Informed sources in Guangzhou told the Dui Hua Foundation that Chinese scholar Xu Zerong (徐泽荣 or David Tsui) was granted a five-month sentence reduction in late April. A Hong Kong resident and expert on contemporary Chinese military history, Xu is serving his 10th year in prison for state secrets charges in connection with his academic research. This is his third sentence reduction, making him eligible for release on June 23, 2011, and marking the first confirmed act of clemency since April 2010 for a political prisoner held in China.
Starting with a 13-year sentence, Xu was granted a nine-month reduction in September 2006 and a 10-month reduction in April 2008. He is required to serve a three-year sentence of deprivation of political rights after his release.
The Beijing High People’s Court upheld a lower-court verdict against American geologist Xue Feng (薛锋) in February, sentencing him to eight years’ imprisonment for “gathering intelligence and unlawfully trafficking in state secrets for overseas entities.” The same month, Feng was transferred from a state-security detention center to Beijing Number Two Prison.

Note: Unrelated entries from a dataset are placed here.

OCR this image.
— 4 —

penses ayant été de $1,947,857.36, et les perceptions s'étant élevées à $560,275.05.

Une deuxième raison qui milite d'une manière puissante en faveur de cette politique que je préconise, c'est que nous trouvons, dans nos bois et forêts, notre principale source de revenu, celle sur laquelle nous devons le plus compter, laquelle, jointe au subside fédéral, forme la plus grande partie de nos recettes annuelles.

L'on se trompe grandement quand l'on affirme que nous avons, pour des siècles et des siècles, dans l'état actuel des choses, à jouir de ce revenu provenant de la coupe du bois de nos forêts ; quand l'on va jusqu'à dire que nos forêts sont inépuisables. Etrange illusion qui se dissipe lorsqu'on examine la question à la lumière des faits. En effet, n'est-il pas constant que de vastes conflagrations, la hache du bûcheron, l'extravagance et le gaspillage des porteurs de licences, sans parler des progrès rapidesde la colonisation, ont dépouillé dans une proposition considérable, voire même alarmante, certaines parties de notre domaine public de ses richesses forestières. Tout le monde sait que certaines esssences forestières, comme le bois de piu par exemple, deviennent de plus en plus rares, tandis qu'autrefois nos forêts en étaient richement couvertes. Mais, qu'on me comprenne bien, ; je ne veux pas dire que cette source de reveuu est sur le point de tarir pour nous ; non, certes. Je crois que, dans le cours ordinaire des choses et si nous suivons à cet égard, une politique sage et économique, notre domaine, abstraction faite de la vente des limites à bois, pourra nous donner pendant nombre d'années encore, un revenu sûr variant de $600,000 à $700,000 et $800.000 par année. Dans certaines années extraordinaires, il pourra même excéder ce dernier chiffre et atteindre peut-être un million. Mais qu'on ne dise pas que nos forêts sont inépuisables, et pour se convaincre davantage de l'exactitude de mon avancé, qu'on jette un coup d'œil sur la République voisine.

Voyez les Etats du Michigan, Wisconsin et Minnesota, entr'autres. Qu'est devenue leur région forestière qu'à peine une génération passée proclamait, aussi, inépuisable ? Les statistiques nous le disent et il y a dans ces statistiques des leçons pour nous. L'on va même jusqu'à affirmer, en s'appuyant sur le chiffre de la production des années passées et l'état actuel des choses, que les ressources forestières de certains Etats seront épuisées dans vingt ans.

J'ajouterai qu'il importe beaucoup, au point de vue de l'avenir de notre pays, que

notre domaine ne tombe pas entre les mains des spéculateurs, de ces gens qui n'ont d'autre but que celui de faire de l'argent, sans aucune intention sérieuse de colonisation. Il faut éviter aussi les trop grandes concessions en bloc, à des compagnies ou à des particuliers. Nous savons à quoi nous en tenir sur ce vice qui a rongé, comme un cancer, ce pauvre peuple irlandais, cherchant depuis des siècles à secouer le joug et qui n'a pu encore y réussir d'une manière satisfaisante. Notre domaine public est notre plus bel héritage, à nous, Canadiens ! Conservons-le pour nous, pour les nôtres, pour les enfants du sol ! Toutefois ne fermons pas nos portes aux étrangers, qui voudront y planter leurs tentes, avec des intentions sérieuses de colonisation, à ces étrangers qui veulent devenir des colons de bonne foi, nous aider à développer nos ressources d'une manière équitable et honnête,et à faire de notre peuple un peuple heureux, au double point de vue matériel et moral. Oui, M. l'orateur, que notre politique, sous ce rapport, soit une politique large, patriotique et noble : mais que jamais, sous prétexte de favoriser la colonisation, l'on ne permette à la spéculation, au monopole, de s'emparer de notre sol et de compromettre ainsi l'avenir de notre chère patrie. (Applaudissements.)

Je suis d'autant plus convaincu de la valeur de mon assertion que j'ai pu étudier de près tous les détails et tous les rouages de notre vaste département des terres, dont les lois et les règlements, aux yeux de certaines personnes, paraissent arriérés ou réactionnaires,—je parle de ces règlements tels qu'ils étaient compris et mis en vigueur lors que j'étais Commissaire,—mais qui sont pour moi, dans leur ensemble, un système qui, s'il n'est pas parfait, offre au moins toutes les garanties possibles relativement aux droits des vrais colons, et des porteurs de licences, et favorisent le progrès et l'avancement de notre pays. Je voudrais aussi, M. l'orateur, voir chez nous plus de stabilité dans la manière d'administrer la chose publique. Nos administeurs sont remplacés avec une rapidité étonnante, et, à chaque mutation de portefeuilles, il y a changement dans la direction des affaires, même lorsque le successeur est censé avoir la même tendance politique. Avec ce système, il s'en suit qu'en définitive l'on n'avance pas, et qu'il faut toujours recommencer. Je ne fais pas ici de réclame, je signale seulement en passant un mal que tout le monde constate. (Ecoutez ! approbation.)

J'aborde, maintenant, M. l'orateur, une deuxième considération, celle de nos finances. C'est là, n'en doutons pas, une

He has been receiving monthly visits from the US embassy since March and been permitted to speak to his wife over the phone. Senior US officials and members of Congress have raised Xue’s case repeatedly, most recently at the Security and Economic Dialogue.
Chinese authorities held the 46-year-old naturalized US citizen for more than three years while his case dragged through the legal process. Charges against Xue are based on the procurement of an oil-industry database that was classified as a state secret after it was legally purchased.
Xue Feng is the second American citizen known by Dui Hua to be incarcerated in China for endangering state security. The first, businessman David Dong Wei (董维), was sentenced in closed court to 13 years’ imprisonment in April 2005. He received a 10-month sentence reduction in April 2008 and an 18-month sentence reduction in April 2010.